(Teleborsa) - Sosta intorno alla parità la Borsa di New York, con il Dow Jones che si attesta a 50.221 punti, mentre, al contrario, lieve aumento per l'S&P-500, che si porta a 6.957 punti.
Leggermente positivo il Nasdaq 100 (+0,3%); pressoché invariato l'S&P 100 (+0,05%).
Apprezzabile rialzo nell'S&P 500 per i comparti energia (+2,56%), beni di consumo per l'ufficio (+1,70%) e materiali (+1,11%). Nella parte bassa della classifica dell'S&P 500, sensibili ribassi si manifestano nei comparti telecomunicazioni (-1,18%), finanziario (-1,04%) e beni di consumo secondari (-0,77%).
Le perdite nei titoli dei servizi di comunicazione hanno compensato la spinta al sentiment derivante dal rapporto sui nonfarm payrolls di gennaio. L'entusiasmo iniziale sembra infatti essersi esaurito con i trader che stanno scontando meno tagli dei tassi d'interesse da parte della Federal Reserve aumentando la domanda sull'obbligazionario.
L'economista Christian Scherrmann di DWS ha definito il report di gennaio una "sorpresa significativa", con 130mila nuovi occupati che segnano un "ottimo avvio del 2026". Nonostante le revisioni indichino un 2025 "ancora più debole del previsto", il mercato appare "prossimo alla piena occupazione".
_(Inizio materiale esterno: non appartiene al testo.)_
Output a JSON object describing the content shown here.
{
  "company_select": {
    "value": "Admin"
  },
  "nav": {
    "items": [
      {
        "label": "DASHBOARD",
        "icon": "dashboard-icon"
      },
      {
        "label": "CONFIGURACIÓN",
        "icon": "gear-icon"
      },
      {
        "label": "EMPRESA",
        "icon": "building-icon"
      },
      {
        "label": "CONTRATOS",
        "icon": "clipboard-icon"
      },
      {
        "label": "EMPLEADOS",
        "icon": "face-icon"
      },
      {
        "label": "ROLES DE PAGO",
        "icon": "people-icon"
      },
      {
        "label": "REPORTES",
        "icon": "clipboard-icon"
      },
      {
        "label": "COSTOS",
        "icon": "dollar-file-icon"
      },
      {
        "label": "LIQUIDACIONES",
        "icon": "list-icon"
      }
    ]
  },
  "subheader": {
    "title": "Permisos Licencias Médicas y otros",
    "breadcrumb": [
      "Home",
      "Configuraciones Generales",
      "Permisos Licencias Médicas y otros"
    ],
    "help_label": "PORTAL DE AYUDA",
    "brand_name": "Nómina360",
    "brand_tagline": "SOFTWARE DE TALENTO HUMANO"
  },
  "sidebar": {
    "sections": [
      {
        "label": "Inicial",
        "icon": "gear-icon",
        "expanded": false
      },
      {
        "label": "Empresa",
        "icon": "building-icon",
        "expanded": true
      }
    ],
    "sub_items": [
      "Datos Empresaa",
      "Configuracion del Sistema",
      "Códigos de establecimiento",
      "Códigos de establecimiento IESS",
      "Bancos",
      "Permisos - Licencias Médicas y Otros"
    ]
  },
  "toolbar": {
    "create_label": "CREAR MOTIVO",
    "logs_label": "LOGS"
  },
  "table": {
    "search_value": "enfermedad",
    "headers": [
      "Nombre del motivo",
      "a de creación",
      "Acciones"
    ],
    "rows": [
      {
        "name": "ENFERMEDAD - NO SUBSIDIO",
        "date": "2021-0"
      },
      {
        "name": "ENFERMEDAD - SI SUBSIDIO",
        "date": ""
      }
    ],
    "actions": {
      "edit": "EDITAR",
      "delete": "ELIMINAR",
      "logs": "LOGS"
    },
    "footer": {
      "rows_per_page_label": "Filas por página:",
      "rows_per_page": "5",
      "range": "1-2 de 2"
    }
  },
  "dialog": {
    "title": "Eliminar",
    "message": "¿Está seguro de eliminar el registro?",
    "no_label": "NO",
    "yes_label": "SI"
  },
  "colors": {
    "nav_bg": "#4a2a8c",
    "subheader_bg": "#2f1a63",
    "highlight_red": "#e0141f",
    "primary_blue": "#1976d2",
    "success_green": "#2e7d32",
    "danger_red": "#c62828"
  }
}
Scherrmann ha sottolineato l'andamento "eterogeneo" dei settori legati all'IA e ha previsto che la Fed manterrà la politica monetaria "invariata" finché l'inflazione non assorbirà l'effetto dazi, dinamica attesa verso la "metà del 2026". Persistono tuttavia, ha aggiunto, "criticità legate alla qualità dei dati" storici.
Tra i protagonisti del Dow Jones, Caterpillar (+3,96%), Verizon Communication (+3,23%), Coca Cola (+2,73%) e Chevron (+2,00%).
Le più forti vendite, invece, si manifestano su Salesforce, che prosegue le contrattazioni a -5,55%.
Sotto pressione IBM, che accusa un calo del 3,69%.
Scivola Microsoft, con un netto svantaggio del 2,55%.
In rosso Amazon, che evidenzia un deciso ribasso dell'1,92%.
Sul podio dei titoli del Nasdaq, Gilead Sciences (+6,53%), Micron Technology (+6,25%), Microchip Technology (+5,39%) e Texas Instruments (+4,49%).
Le peggiori performance, invece, si registrano su Shopify, che ottiene -13,59%.
Seduta negativa per Atlassian, che scende del 7,99%.
Sensibili perdite per CoStar, in calo del 7,73%.
In apnea Workday, che arretra del 6,36%.